No new evidence has been uncovered implicating Inter Milan in the Calciopoli scandal from 2006 which saw Juventus relegated to Serie B and club director Luciano Moggi handed a lifetime ban from holding a role in Italian football.

In recent days, Italian public broadcaster RAI 3, aired a report which has been widely reported elsewhere as having unearthed new evidence and never before heard wiretaps, concerning Inter’s alleged role under then owner Massimo Moratti, in the Calciopoli scandal from 2006.

The reports claim, that RAI has uncovered new evidence that senior Inter Milan directors and officials contacted and spoke to Serie A referee designator Paolo Bergamo during 2004-2006.

It is further suggested elsewhere that these phone calls, or wiretaps, were ignored by the police and investigators at the time of the investigation which subsequently led to Juventus club executive Luciano Moggi receiving a lifetime ban from ever holding a role in Italian football.

In the Calciopoli criminal trial proceedings, former Juventus director Luciano Moggi was convicted to 5 years and 4 months imprisonment for both sporting fraud and criminal conspiracy.

Upon appeal Moggi’s conviction was upheld but the sentence shortened to 2 years and 4 months.

After further several appeals, the verdict against Luciano Moggi was dismissed under the statute of limitations, but his conviction was not overturned and he was not exonerated.

No New Findings Concerning Inter Milan Uncovered

However, during the aforementioned criminal proceedings in 2010, one of the leading police investigators in the Calciopoli investigations, Attilio Auricchio, testified under oath, that the police were aware of phone-calls between then Inter director Giacinto Facchetti and Paolo Bergamo.

In fact, Auricchio testified that the police not only wiretapped but also transcribed these conversations but deemed them to have no importance to the ongoing criminal investigations.

“The phone call where Facchetti asks Collina about the referee grid with Bergamo was transcripted, but we thought it was not important” Auricchio testified.

During the aforementioned criminal trial, Luciano Moggi’s defence team claimed they had audio obtained and verified by an expert, which proved that Inter director Giacinto Facchetti asked Paolo Bergamo for referee Pierluigi Collina to officiate a future fixture in 2004.

The Moggi legal defence team referred to this wire-tap as “the mother of all wiretaps.”

However, when testifying under oath, and after playing a recording of the conversation to the court, the expert, Roberto Porto, unequivocally testified that it was Paolo Bergamo and not Giacinto Facchetti who mentioned Collina’s name.

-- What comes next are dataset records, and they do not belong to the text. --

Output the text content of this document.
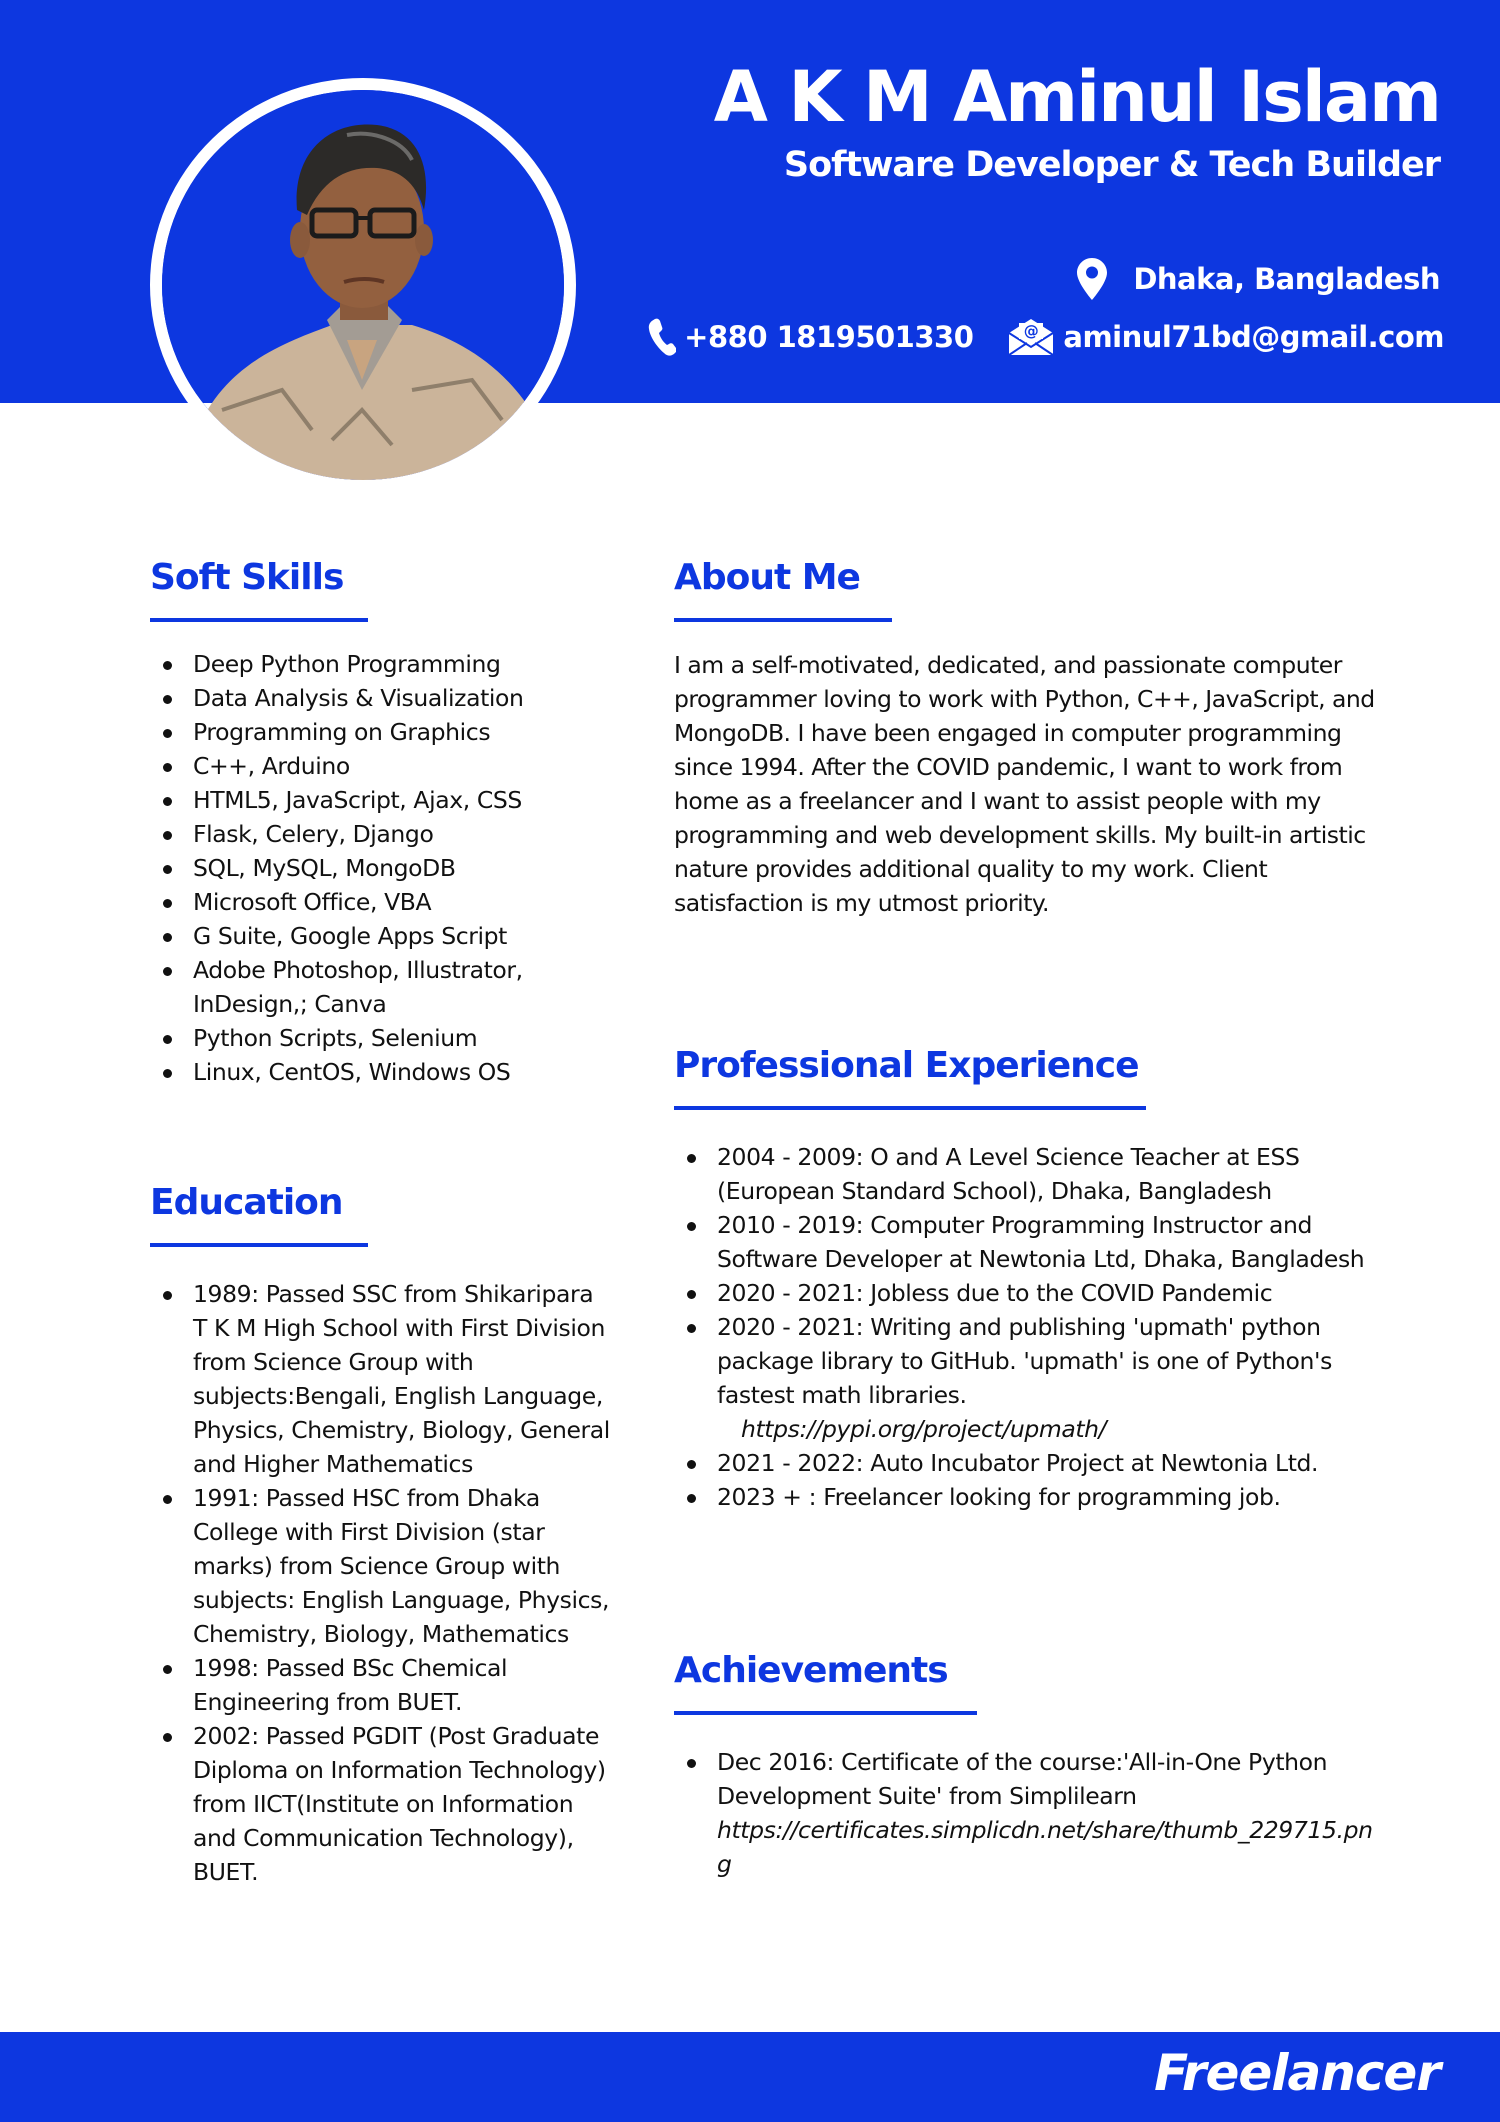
A K M Aminul Islam
Software Developer & Tech Builder
Dhaka, Bangladesh
+880 1819501330	@ aminul71bd@gmail.com
Soft Skills
Deep Python Programming
Data Analysis & Visualization
Programming on Graphics
C++, Arduino
HTML5, JavaScript, Ajax, CSS
Flask, Celery, Django
SQL, MySQL, MongoDB
Microsoft Office, VBA
G Suite, Google Apps Script
Adobe Photoshop, Illustrator, InDesign,; Canva
Python Scripts, Selenium
Linux, CentOS, Windows OS
Education
1989: Passed SSC from Shikaripara T K M High School with First Division from Science Group with subjects:Bengali, English Language, Physics, Chemistry, Biology, General and Higher Mathematics
1991: Passed HSC from Dhaka College with First Division (star marks) from Science Group with subjects: English Language, Physics, Chemistry, Biology, Mathematics
1998: Passed BSc Chemical Engineering from BUET.
2002: Passed PGDIT (Post Graduate Diploma on Information Technology) from IICT(Institute on Information and Communication Technology), BUET.
About Me

I am a self-motivated, dedicated, and passionate computer programmer loving to work with Python, C++, JavaScript, and MongoDB. I have been engaged in computer programming since 1994. After the COVID pandemic, I want to work from home as a freelancer and I want to assist people with my programming and web development skills. My built-in artistic nature provides additional quality to my work. Client satisfaction is my utmost priority.

Professional Experience
2004 - 2009: O and A Level Science Teacher at ESS (European Standard School), Dhaka, Bangladesh
2010 - 2019: Computer Programming Instructor and Software Developer at Newtonia Ltd, Dhaka, Bangladesh
2020 - 2021: Jobless due to the COVID Pandemic
2020 - 2021: Writing and publishing 'upmath' python package library to GitHub. 'upmath' is one of Python's fastest math libraries.
https://pypi.org/project/upmath/
2021 - 2022: Auto Incubator Project at Newtonia Ltd.
2023 + : Freelancer looking for programming job.
Achievements
Dec 2016: Certificate of the course:'All-in-One Python Development Suite' from Simplilearn
https://certificates.simplicdn.net/share/thumb_229715.png
Freelancer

Furthermore, some 4 years earlier, in August 31st 2006, Inter President Massimo Moratti confirmed that club officials spoke with referee designator Paolo Bergamo.

Speaking to Corriele della Sera, Moratti confirmed the contacts with Bergamo stating “there is nothing wrong with speaking to Bergamo. The difference is in what is being said.”

Luciano Moggi & Juventus Obsession With Calciopoli

Some 17 years have now passed since 2006 and the Calciopoli scandal that rocked Italian football to it’s core.

Since then Juventus have appealed countless times to have the 2005/2006 Serie A title that was awarded to Inter revoked, but have failed at every single instance.

Luciano Moggi, the disgraced former Juventus Director, has never stopped trying to push the narrative that either everyone was guilty, or no-one was guilty.

The legal rationale has always been, simply speaking to the Serie A referee designator was a crime in and of itself, while for the police what was said in the conversations, determined whether something illicit actually took place.

In the coming weeks, Juventus are expecting to learn the result of their appeal with regards to the Capital Gains scandal which saw them be docked 15 points this season.

Soon afterwards, Juventus should also find out the sporting verdict regarding what has been dubbed in the Italian media as the “salary maneuver” or what is collectively known as the Prisma investigation.

It is perhaps in this light that Luciano Moggi’s so called USB with “new evidence” should be understood.

Or as Italian media personality/journalist Tancredi Palmeri put it in a tweet: “Maybe many don’t know this, but Luciano Moggi has passed this USB to some 10 journalists, who all listened to it and didn’t find anything new compared to what was already known.”

The editorial board of tax-payer funded RAI Report disagreed. Perhaps their time and the time of their viewers would have been better served enjoying an Espresso. Or maybe even an Espressino.